Callbacks for the Trainer class.

class olm.train.callbacks.CheckpointCallback(checkpoint_dir: str = 'checkpoints', save_every: int = 1000, keep_last_n: int = 5, save_best: bool = True)

Bases: TrainerCallback

Callback to save model checkpoints at specified intervals.

  • Parameters:
  • checkpoint_dir – Directory to save checkpoints.
  • save_every – Save checkpoint every N steps.
  • keep_last_n – Keep only the last N checkpoints.
  • save_best – Whether to save the best model based on validation loss.

on_step_end(trainer, step: int, loss: float) → None

Save checkpoint after each optimization step if needed.

class olm.train.callbacks.EarlyStoppingCallback(patience: int = 5, min_delta: float = 0.0)

Bases: TrainerCallback

Callback to stop training early if validation loss doesn’t improve.

  • Parameters:
  • patience – Number of validation checks to wait for improvement.
  • min_delta – Minimum change in validation loss to qualify as improvement.

on_step_end(trainer, step: int, loss: float) → None

Check for early stopping after each step.

class olm.train.callbacks.LRMonitorCallback(log_every: int = 100)

Bases: TrainerCallback

Callback to monitor and log learning rate.

  • Parameters: log_every – Log learning rate every N steps.

on_step_end(trainer, step: int, loss: float) → None

Log learning rate after each optimization step if needed.

class olm.train.callbacks.MetricsLoggerCallback(log_dir: str = 'logs', log_every: int = 10)

Bases: TrainerCallback

Callback to log metrics to a JSONL file.

  • Parameters:
  • log_dir – Directory to save logs.
  • log_every – Log metrics every N steps.

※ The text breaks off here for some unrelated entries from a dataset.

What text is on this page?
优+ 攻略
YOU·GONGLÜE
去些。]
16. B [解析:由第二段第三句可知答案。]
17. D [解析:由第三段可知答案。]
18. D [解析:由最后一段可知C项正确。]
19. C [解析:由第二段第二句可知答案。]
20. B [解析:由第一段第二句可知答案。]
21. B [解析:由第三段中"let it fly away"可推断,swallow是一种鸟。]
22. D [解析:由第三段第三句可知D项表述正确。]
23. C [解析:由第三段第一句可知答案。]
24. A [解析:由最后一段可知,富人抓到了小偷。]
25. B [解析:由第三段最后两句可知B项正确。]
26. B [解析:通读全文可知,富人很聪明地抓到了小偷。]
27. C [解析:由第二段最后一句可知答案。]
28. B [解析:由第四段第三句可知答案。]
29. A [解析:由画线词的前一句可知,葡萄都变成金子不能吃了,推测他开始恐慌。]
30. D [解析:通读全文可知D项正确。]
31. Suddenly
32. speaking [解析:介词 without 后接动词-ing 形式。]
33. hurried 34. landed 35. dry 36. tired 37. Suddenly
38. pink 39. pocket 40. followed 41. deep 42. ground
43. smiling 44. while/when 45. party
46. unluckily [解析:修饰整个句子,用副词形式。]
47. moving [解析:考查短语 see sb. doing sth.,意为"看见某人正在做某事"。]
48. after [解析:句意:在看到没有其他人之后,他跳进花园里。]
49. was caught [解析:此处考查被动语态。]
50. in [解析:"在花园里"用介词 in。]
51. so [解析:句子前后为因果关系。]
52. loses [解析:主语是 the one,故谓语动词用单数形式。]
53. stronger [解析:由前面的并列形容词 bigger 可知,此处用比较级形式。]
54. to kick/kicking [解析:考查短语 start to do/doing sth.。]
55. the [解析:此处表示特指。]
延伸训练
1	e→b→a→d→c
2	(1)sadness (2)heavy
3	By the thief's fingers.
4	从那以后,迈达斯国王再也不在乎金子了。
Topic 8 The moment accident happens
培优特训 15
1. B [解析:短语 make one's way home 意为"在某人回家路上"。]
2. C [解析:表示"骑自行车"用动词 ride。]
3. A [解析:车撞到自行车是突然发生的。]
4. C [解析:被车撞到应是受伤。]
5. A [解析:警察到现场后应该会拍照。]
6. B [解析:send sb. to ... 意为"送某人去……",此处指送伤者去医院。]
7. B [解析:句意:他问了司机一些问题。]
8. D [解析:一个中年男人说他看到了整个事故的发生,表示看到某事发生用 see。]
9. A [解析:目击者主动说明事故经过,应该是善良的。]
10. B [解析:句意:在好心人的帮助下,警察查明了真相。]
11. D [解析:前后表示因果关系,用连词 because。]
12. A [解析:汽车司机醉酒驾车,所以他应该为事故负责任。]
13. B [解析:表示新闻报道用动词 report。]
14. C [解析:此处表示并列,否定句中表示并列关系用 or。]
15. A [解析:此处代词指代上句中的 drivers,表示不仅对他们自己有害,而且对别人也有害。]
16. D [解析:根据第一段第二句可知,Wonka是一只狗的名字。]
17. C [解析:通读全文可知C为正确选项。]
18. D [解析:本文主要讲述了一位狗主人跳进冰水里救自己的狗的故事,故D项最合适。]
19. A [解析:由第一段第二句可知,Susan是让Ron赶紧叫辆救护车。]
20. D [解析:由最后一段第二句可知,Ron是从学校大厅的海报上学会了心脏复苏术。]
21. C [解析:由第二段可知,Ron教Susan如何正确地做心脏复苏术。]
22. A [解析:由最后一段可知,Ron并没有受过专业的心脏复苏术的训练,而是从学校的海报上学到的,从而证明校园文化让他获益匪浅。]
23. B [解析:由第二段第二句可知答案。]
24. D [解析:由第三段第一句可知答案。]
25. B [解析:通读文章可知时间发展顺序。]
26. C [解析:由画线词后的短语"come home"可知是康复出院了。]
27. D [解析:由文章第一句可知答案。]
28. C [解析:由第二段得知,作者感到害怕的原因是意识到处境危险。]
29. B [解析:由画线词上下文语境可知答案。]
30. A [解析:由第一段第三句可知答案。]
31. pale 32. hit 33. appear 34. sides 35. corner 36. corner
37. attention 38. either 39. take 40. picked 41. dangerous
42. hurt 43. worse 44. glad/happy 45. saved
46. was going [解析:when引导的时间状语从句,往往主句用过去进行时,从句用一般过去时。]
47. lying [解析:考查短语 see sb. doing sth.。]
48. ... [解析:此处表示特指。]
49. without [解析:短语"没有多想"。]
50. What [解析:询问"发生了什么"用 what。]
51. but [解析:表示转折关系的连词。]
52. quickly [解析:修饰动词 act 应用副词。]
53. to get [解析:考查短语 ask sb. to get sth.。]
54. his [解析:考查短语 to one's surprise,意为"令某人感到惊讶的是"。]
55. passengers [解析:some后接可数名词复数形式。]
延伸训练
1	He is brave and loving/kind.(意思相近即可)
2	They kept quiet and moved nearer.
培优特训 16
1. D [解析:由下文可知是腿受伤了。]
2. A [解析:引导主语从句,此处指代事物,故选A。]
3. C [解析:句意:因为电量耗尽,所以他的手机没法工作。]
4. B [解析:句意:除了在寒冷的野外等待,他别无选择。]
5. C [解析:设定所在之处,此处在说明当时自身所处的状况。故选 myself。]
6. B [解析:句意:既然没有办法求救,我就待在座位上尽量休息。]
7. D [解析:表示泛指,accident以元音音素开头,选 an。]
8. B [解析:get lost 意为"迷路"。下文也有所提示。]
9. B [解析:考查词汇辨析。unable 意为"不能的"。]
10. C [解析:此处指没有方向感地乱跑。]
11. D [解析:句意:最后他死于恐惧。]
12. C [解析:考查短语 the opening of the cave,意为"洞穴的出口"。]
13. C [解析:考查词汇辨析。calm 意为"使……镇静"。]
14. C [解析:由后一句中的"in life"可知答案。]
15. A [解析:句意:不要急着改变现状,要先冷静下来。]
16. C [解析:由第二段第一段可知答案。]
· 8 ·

on_step_end(trainer, step: int, loss: float) → None

Log metrics after each optimization step if needed.

class olm.train.callbacks.ThroughputCallback(log_every: int = 100, context_length: int = 1024, batch_size: int = 8)

Bases: TrainerCallback

Callback to monitor training throughput (tokens/sec, samples/sec).

  • Parameters:
  • log_every – Log throughput every N steps.
  • context_length – Length of each sequence.
  • batch_size – Total batch size (including gradient accumulation).

on_step_begin(trainer, step: int) → None

Record start time of the step.

on_step_end(trainer, step: int, loss: float) → None

Calculate and log throughput.

class olm.train.callbacks.ValidationCallback(val_dataloader, eval_every: int = 500, device: str = 'cuda', use_amp: bool = True)

Bases: TrainerCallback

Callback to perform validation at specified intervals.

  • Parameters:
  • val_dataloader – Validation dataloader.
  • eval_every – Validate every N steps.
  • device – Device to run validation on.
  • use_amp – Whether to use automatic mixed precision.

on_step_end(trainer, step: int, loss: float) → None

Run validation after each optimization step if needed.

Modules

checkpoint_cb Checkpoint callback for saving model checkpoints during training.
early_stopping_cb Early stopping callback to prevent overfitting.
lr_monitor_cb Learning rate monitoring callback.
metrics_logger_cb Metrics logging callback for tracking training metrics.
throughput_cb Throughput monitoring callback.
validation_cb Validation callback for running validation during training.